Unaware of my distress, Debbie Smiles just kept on rolling. “According to eyewitness accounts—”
“Eyewitness?!” I screamed, nearly dropping my phone into the couch cushions.
“—Lawson and the singer were wed in a ceremony at the Lucky Hearts Chapel in Las Vegas, Nevada just a few short weeks ago.”
“Weren’t you in Las Vegas six weeks ago for that conference?” Jen asked, her tone turning into one of apprehension. Why are you so quiet? “Is this some kind of joke?”
I pressed my hand to my chest as if that could keep my heart from beating hard enough to make my ribs quiver. I looked around my living room, certain I’d find evidence of some hidden cameras. Was Ashton Kutcher still out there punk’ing people? Maybe this was a fever dream, brought on by whatever ailment was trying so hard to rip me apart from the inside out. In either case, I would be off the hook. Delusional, maybe, but not married to Julian Bastille.

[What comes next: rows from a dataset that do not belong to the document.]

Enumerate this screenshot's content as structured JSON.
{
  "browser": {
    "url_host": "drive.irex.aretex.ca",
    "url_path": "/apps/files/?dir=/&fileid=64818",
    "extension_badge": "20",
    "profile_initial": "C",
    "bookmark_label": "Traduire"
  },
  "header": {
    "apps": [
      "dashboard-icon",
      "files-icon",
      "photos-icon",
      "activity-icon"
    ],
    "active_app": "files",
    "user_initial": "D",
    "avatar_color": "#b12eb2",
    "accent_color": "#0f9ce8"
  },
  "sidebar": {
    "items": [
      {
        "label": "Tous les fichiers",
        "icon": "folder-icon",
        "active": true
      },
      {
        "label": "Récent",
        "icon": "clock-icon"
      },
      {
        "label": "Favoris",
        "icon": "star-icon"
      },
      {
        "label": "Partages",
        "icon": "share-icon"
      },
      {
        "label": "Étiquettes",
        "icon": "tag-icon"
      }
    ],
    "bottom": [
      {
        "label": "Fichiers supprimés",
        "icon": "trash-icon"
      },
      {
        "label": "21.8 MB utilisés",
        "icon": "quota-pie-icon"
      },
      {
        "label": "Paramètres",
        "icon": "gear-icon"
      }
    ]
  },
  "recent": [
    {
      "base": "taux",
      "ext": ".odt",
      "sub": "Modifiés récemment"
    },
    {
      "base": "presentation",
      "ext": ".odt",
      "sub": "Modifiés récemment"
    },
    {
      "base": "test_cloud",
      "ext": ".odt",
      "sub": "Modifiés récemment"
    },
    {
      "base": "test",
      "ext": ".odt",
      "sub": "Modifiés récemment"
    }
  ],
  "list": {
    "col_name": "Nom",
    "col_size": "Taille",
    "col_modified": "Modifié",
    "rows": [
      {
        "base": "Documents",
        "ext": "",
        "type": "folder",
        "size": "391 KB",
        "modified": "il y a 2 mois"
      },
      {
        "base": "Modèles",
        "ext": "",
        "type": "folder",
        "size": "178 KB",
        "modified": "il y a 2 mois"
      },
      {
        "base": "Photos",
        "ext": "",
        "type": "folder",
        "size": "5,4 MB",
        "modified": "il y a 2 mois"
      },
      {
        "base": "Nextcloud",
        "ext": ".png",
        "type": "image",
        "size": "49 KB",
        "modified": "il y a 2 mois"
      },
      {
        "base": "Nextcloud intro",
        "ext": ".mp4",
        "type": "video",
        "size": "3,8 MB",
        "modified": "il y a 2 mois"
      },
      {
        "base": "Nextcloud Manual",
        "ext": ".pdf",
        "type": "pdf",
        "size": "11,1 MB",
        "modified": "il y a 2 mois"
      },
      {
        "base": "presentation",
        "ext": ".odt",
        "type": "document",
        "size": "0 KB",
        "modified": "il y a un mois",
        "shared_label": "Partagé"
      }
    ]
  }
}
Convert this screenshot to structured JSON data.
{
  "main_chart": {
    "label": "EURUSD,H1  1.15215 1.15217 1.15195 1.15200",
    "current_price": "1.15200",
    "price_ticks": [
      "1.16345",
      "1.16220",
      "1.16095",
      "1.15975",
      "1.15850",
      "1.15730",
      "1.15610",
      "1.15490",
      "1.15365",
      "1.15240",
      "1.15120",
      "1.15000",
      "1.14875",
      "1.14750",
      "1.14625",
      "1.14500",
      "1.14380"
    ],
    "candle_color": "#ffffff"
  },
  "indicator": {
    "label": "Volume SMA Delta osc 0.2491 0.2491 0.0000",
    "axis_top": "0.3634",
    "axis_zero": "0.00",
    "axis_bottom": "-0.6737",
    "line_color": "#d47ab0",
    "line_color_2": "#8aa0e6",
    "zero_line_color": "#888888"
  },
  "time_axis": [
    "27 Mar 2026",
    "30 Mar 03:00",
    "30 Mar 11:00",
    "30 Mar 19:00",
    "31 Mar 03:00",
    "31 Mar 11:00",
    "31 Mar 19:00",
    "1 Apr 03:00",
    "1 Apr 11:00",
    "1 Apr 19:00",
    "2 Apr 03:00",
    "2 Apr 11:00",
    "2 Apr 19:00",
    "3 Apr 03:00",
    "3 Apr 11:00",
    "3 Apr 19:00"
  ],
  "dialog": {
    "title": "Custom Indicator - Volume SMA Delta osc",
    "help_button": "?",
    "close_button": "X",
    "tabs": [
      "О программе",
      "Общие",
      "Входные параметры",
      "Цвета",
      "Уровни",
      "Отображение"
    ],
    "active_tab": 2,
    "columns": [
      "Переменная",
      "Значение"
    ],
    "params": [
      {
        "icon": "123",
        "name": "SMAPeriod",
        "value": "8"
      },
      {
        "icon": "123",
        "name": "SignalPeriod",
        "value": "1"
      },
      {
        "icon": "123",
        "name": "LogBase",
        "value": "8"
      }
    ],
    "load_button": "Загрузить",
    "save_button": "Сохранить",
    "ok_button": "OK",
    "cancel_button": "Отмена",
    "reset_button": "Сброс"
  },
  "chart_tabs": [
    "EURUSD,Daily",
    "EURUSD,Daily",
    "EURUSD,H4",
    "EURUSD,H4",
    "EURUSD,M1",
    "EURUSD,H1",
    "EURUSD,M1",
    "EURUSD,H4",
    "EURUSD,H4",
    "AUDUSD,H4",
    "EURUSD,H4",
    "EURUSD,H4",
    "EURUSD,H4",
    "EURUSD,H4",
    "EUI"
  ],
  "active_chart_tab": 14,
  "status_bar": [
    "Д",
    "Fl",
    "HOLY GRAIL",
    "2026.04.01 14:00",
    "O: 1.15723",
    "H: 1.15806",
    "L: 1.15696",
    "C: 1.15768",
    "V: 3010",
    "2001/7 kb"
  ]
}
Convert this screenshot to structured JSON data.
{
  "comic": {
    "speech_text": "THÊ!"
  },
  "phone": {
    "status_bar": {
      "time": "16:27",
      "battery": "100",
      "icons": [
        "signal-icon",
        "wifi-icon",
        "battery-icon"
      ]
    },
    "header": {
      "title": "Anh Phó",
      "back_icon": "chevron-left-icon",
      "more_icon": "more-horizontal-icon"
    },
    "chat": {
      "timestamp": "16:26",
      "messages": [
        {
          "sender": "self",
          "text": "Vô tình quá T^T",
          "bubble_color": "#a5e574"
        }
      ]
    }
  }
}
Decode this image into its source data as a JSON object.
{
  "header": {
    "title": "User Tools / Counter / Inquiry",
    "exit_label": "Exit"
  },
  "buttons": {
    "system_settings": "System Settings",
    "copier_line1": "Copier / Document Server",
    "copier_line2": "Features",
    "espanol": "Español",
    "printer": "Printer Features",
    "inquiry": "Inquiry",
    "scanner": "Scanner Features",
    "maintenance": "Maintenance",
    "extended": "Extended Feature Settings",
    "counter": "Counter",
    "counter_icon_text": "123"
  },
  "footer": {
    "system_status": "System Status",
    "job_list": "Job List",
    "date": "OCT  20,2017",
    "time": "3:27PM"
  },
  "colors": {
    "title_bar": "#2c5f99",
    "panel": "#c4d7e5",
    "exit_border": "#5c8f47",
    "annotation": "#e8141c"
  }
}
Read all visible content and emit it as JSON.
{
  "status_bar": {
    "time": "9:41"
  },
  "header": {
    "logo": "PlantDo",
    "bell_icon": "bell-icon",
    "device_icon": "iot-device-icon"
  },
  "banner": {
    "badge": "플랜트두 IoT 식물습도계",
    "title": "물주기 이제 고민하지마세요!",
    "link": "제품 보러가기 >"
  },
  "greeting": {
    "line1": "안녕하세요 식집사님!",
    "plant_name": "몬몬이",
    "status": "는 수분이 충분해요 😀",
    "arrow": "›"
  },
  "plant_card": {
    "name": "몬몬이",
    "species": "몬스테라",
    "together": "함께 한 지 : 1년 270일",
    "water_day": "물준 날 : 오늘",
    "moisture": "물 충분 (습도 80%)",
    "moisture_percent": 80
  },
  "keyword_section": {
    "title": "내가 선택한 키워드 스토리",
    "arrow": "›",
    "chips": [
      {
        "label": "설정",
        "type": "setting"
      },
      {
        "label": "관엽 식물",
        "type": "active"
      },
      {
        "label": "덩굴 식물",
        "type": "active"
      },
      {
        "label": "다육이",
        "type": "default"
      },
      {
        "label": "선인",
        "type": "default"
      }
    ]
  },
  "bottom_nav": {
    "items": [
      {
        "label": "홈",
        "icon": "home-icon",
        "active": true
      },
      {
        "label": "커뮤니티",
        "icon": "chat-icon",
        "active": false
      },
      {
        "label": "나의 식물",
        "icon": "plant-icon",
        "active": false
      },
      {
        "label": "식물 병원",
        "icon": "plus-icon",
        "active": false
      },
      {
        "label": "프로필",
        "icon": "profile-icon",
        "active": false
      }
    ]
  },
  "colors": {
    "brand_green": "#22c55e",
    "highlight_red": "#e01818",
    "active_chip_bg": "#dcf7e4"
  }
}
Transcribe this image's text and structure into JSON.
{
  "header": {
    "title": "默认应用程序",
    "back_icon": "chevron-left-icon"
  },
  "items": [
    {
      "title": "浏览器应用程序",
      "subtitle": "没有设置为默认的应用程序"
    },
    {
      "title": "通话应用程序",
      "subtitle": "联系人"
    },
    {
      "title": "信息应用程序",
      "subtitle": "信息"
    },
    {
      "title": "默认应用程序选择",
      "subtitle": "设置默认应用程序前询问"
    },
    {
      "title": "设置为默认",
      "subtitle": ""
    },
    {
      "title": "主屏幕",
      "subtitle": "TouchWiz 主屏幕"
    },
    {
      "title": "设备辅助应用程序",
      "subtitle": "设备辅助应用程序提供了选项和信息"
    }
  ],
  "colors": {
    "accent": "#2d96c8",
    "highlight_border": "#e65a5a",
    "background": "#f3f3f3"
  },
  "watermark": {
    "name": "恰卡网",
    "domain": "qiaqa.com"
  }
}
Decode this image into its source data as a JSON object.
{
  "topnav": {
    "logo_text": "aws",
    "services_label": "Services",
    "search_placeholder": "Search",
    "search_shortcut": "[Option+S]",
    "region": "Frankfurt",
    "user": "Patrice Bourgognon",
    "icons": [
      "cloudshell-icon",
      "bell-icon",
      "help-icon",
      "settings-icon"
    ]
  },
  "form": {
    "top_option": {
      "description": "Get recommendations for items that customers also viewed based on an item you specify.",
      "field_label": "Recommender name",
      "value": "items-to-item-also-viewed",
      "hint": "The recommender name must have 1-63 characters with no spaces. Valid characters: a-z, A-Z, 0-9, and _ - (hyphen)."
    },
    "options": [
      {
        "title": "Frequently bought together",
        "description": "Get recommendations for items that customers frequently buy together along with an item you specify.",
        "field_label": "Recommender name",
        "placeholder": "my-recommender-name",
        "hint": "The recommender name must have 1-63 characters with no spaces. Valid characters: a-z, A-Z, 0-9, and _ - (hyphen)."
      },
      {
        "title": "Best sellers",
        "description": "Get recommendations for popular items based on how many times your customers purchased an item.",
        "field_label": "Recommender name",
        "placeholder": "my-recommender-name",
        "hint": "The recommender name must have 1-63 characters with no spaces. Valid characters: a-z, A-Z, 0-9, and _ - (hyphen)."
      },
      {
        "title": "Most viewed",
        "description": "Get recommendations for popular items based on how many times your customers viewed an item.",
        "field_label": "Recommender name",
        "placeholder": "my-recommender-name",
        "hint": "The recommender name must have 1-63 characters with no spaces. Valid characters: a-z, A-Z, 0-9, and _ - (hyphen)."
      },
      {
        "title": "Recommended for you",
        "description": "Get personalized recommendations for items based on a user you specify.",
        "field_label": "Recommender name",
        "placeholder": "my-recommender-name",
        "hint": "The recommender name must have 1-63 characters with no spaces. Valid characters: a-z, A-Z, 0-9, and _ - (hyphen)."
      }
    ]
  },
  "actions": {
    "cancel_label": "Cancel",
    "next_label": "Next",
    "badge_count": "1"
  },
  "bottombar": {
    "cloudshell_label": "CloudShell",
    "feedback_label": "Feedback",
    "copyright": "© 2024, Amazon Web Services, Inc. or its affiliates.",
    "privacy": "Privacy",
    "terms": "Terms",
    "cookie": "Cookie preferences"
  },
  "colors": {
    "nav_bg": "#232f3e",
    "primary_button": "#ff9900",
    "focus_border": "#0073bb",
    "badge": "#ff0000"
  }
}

I shook my head defiantly. “This can’t be real…”
“Despite efforts to make contact with Bastille, we have yet to hear from the singer on just how legally binding these proceedings are. Is he planning on using his new marital status to become a US citizen? We’ll have more as the story develops.”
“Holy shit,” I whispered as the TV cut to a commercial. “I can’t be married to him… all we did was sleep together!”
Jen gasped. “You slept with Julian Bastille?!” I winced. The pitch of her voice was high enough that I was sure she was alerting every dog within a three-mile radius. “And you didn’t tell me? I thought we were friends!”
“I didn’t want to tell anyone, Jen!” I whined, grabbing one of the throw pillows and holding it close like a shield, like it could protect me from my friend’s anger—and the truth. “You think I really want to go bragging that I almost got black-out drunk and woke up next to a rock star?”